里面的一个大兵这才看见了他,他紧张地喝道:“站住!什么人!”
几个士兵都朝他看来,王壮淡定地说道:“我是乔伊家的客人,你们是干什么的?你们怎么在这里?”
“放下你的枪!你是谁?你叫什么名字?”一个肩膀上扛着中尉军衔的一个军官手里握着手枪叫道。
就在这对话的当口,王壮已经看明白了,牧场里一共只有五个人,一个中尉,一个上士,还有三个列兵。
王壮将马枪放下,举起手说:“我是邦德,邦德江,我是来跟乔伊商量下周一起打猎的事情,我住在山那边,我能问下这里怎么了吗?”
“你回去吧!这里已经成为军事管辖区,乔伊一家不住在这里了!”那个中尉将手枪插回到枪套里面说道。
“那你能告诉我,他们去了哪里吗?乔伊还欠我钱的……”王壮很认真地说道。
那个上士不耐烦道:“我们什么都不知道,这里是军事禁区,请你马上离开!”
王壮“噢”了一声沿着山路走开了,他没有去拿丢在地上的马枪,他怕他捡枪的动作引起他们的怀疑。他头也不回地走着,从牧场的大门走出去,越走越快……
一个月以后,王壮出现在纽约的街头。根据大卫刘的指令,王壮等待着影子基地的联络员。纽约帝国大厦的顶层旋转餐厅,王壮一个人貌似悠闲地坐着,心里却有些紧张。
这种接头,来人要是自己认识的还好,一旦来个陌生人,他就要带着三分疑惑和警惕。时间到了,王壮点了支烟,侍者过来,他摆手说:“等我朋友来了再点餐。”
侍者走开了,王壮看了入口方向一眼,他立即就释然了,来人出现了,是向日葵。向日葵不是一个人,他身边还有个金发女郎,尽管一头金色卷发,但是,王壮还是看出来,这姑娘是个亚裔,长得娇滴滴的,像个交际花。
向日葵是跟王壮一届的基地师兄弟,向日葵比王壮大一岁,王壮叫他葵哥,向日葵叫王壮“大盗”。
王壮站起来,张开双臂道:“葵哥,好久不见,你还是那么潇洒!”
“大盗,你还活着,真好,来,我给你介绍,这位是咱师妹,六期的,荷花小妹,荷花,这位就是大名鼎鼎的大盗!”向日葵大大咧咧坐下来,伸手把王壮的三五烟拿过来点了一根。

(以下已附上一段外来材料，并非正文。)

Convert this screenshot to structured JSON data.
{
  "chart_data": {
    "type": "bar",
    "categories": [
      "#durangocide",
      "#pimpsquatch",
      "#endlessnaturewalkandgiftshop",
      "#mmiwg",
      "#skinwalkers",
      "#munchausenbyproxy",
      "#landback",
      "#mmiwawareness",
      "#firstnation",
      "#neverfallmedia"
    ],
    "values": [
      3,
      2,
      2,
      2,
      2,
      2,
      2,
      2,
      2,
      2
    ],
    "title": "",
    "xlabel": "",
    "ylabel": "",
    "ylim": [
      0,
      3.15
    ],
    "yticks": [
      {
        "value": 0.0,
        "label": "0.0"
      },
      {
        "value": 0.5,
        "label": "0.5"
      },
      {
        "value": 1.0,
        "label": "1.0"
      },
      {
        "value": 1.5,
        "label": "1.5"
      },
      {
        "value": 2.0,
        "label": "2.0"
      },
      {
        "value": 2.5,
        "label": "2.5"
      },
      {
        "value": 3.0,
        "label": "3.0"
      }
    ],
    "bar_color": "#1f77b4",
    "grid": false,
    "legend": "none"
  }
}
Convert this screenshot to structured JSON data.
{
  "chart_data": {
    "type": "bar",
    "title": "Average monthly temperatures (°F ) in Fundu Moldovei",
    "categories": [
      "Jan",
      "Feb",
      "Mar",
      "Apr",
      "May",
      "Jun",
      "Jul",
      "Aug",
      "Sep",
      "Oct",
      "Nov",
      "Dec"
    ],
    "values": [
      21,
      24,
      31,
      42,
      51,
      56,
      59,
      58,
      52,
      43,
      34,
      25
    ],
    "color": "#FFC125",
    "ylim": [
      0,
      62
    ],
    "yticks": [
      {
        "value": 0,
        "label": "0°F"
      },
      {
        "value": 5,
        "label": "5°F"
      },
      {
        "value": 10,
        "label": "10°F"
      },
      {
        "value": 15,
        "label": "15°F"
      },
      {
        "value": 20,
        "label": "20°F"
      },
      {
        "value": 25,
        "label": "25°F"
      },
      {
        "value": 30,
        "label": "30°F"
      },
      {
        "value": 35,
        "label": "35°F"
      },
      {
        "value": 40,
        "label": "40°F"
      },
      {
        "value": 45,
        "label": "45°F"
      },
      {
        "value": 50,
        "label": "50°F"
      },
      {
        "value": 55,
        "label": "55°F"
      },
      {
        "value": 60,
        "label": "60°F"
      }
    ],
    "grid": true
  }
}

王壮放心了,荷花,显然也是代号,六期,比自己小两期了,看上去也就十八.九岁的样子,刚出徒的吧,向日葵带着这样一个菜鸟来到纽约跟自己接头,有点意思。
“小荷,请坐,你可以叫我盗哥,”王壮跟荷花握手,荷花的手很软,不像基地特训过的学员,“六期的,也是郭教官执教的吧?”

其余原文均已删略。